Dall’inizio della vicenda sono passati quasi cinque anni e tre governi. Era appena iniziata la nuova legislatura e il 13 luglio 2013 il senatore leghista era salito sul palco della festa di partito a Treviglio. Davanti a 1.500 persone se l’era presa con l’allora ministro per l’Integrazione: «Amo gli animali, orsi e lupi com’è noto — aveva detto al microfono —, ma quando vedo le immagini della Kyenge non posso non pensare, anche se non dico che lo sia, alle sembianze di un orango». Tempo quattro giorni, e Calderoli era stato indagato dai pm di Bergamo Giancarlo Dettori e Maria Cristina Rota con l’ipotesi di diffamazione aggravata dall’odio razziale.

Calderoli si era poi scusato e aveva offerto un mazzo di fiori a Kyenge. Ma la vicenda era comunque approdata in tribunale e il processo era iniziato. Salvo poi bloccarsi il 16 settembre 2015 quando il Senato aveva votato con 126 voti favorevoli, 116 contrari e 10 astenuti «l’insindacabilità delle dichiarazioni di Calderoli in quanto opinioni espresse da un parlamentare nell’esercizio delle sue funzioni». E quindi intoccabili.

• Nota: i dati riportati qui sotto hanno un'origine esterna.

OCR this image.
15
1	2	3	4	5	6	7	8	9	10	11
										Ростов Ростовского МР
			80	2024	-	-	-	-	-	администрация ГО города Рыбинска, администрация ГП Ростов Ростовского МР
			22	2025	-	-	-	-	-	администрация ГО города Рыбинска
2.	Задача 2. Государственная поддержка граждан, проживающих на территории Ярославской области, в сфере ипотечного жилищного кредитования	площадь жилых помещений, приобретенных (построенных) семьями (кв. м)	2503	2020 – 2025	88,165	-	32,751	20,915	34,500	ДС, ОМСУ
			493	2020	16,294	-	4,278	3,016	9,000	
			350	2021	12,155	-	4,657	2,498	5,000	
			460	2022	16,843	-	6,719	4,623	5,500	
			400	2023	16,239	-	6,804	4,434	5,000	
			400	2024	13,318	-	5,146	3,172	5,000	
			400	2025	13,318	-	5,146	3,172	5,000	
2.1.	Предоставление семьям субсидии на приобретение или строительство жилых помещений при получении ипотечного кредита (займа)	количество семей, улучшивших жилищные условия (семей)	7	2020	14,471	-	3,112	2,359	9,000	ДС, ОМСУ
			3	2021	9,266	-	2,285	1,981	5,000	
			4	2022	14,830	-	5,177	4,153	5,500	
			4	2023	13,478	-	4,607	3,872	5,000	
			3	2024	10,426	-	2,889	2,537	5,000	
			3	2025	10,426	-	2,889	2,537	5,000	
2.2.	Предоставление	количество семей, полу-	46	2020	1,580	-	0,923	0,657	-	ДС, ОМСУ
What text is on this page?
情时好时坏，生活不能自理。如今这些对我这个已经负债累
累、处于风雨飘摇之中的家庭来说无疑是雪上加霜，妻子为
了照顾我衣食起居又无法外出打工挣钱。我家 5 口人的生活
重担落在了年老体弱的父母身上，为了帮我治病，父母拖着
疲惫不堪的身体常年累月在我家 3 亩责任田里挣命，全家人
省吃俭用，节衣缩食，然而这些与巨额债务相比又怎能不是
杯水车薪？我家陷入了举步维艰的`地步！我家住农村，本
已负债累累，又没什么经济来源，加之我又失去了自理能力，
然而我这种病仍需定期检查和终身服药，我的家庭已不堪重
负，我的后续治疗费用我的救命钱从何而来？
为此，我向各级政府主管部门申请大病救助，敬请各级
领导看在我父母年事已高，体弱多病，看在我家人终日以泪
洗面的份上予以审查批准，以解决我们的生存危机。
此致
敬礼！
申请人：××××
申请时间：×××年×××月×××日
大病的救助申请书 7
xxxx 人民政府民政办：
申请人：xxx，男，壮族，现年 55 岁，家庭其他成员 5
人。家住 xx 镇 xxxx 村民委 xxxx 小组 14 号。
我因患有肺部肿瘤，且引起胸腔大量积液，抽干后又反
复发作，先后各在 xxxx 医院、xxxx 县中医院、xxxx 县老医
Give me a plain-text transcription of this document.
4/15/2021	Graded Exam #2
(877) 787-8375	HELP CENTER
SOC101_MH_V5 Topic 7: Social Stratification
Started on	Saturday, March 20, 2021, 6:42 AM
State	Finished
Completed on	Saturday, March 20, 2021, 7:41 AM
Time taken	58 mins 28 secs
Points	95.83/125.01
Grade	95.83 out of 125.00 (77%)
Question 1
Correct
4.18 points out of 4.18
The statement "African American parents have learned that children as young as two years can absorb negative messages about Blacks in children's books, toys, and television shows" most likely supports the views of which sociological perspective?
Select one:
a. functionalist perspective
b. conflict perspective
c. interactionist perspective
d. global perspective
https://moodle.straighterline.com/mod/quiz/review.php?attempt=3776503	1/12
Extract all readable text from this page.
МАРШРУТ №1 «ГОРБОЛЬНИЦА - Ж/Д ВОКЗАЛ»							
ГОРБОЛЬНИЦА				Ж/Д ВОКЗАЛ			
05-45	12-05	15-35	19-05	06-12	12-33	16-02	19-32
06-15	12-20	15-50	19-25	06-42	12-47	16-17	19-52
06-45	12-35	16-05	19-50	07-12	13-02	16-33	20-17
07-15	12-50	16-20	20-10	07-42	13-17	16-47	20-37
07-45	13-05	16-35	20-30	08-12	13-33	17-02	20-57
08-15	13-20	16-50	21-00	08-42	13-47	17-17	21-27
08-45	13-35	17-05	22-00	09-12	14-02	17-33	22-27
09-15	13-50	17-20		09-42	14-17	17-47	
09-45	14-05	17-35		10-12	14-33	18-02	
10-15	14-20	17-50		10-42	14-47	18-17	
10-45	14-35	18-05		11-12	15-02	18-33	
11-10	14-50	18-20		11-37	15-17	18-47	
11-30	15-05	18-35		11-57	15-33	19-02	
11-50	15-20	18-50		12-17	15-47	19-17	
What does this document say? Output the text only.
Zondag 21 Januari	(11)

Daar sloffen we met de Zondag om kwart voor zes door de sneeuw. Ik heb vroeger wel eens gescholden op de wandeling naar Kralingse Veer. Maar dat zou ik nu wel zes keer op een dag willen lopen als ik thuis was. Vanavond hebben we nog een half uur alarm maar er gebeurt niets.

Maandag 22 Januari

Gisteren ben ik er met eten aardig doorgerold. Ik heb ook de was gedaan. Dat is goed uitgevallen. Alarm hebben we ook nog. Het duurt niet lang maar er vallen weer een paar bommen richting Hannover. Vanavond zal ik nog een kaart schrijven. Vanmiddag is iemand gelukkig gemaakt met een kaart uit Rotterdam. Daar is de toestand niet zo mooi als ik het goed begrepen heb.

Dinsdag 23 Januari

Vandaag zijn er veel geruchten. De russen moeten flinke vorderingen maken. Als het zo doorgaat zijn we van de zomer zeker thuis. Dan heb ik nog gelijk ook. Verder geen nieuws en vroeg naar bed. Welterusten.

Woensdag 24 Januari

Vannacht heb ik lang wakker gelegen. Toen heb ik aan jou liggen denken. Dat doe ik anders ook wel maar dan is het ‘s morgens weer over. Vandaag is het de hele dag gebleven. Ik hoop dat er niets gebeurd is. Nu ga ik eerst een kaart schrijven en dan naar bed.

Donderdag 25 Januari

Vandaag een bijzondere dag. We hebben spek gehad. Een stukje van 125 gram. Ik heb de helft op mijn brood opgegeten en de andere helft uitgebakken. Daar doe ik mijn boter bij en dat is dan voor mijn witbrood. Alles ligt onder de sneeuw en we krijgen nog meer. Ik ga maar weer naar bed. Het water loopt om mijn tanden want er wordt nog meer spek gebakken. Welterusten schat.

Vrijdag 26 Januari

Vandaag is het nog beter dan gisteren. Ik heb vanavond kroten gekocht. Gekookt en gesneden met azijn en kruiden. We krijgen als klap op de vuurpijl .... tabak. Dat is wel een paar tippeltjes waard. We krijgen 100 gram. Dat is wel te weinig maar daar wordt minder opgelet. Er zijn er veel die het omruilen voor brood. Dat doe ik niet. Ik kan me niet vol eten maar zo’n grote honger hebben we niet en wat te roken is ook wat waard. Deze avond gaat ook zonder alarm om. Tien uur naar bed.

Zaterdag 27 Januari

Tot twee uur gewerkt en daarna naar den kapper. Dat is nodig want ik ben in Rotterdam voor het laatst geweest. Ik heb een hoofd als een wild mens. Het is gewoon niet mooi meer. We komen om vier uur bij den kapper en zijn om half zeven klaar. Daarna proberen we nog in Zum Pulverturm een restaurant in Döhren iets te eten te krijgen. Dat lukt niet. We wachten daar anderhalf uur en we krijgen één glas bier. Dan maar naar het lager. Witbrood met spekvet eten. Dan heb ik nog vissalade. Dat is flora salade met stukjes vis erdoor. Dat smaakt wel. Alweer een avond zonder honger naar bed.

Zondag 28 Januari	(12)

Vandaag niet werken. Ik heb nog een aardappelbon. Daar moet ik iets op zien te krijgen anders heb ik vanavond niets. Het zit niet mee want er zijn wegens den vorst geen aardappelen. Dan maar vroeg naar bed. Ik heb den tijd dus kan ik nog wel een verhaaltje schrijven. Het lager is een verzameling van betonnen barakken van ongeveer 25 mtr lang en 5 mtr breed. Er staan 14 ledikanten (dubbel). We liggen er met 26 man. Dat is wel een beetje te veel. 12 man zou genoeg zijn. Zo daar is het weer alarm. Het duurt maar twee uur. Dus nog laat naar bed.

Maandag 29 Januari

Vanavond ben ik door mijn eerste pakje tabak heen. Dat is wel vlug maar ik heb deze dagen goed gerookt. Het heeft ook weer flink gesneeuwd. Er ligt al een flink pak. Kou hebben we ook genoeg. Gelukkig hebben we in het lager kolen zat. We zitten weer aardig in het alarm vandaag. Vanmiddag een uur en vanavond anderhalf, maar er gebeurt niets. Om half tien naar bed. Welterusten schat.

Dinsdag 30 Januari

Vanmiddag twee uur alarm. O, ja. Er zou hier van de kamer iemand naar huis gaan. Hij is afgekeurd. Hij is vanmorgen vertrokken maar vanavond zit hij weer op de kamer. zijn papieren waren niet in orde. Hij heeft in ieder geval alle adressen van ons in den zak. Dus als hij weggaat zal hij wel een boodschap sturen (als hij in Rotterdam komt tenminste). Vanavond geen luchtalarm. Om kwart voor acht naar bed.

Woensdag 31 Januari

Il Tribunale di Bergamo non era d’accordo e aveva sollevato il conflitto di attribuzione tra poteri dello Stato nei confronti del Senato. E la Consulta ora gli ha dato ragione, accogliendo il ricorso. Prima di tutto perché, secondo i giudici, non spettava al Senato fare quella valutazione. La Consulta spiega infatti che quando le Camere sono chiamate a deliberare sulle opinioni dei loro componenti, devono valutare la «riconducibilità di dette opinioni alle funzioni parlamentari». Quindi, nello specifico, decidere se le frasi di Calderoli rientrassero nella sua attività politica. Ma poi non tocca ai parlamentari valutare se le dichiarazioni portino a qualche forma di responsabilità giuridica, e quindi «concretino la manifestazione del diritto di critica politica, di cui egli, al pari di qualsiasi altro soggetto, fruisce ai sensi dell’articolo 21 della Costituzione». Quella è una cosa che deve fare il giudice: «Sulla qualificazione giuridica del fatto storico», il Senato ha agito «invadendo un campo costituzionalmente riservato al potere giudiziario. Il tutto, fra l’altro, nel quadro di una non consentita scissione del concetto di insindacabilità» delle opinioni di un parlamentare, tra il «contenuto della opinione in sé» e «le finalità» di quelle dichiarazioni.

Infine i giudici entrano nel merito: «Per il loro tenore testuale», le frasi di Calderoli «non risultano riconducibili a opinioni espresse nell’esercizio delle funzioni parlamentari». La prerogativa parlamentare prevista dall’articolo 68 della Costituzione, insomma, «non può essere estesa sino a ricomprendere gli insulti - di cui è comunque discutibile la qualificazione come opinioni - solo perché collegati con le “battaglie” condotte da esponenti parlamentari». Ora bisognerà attendere la trasmissione degli atti e il tribunale potrà fissare la nuova udienza del processo.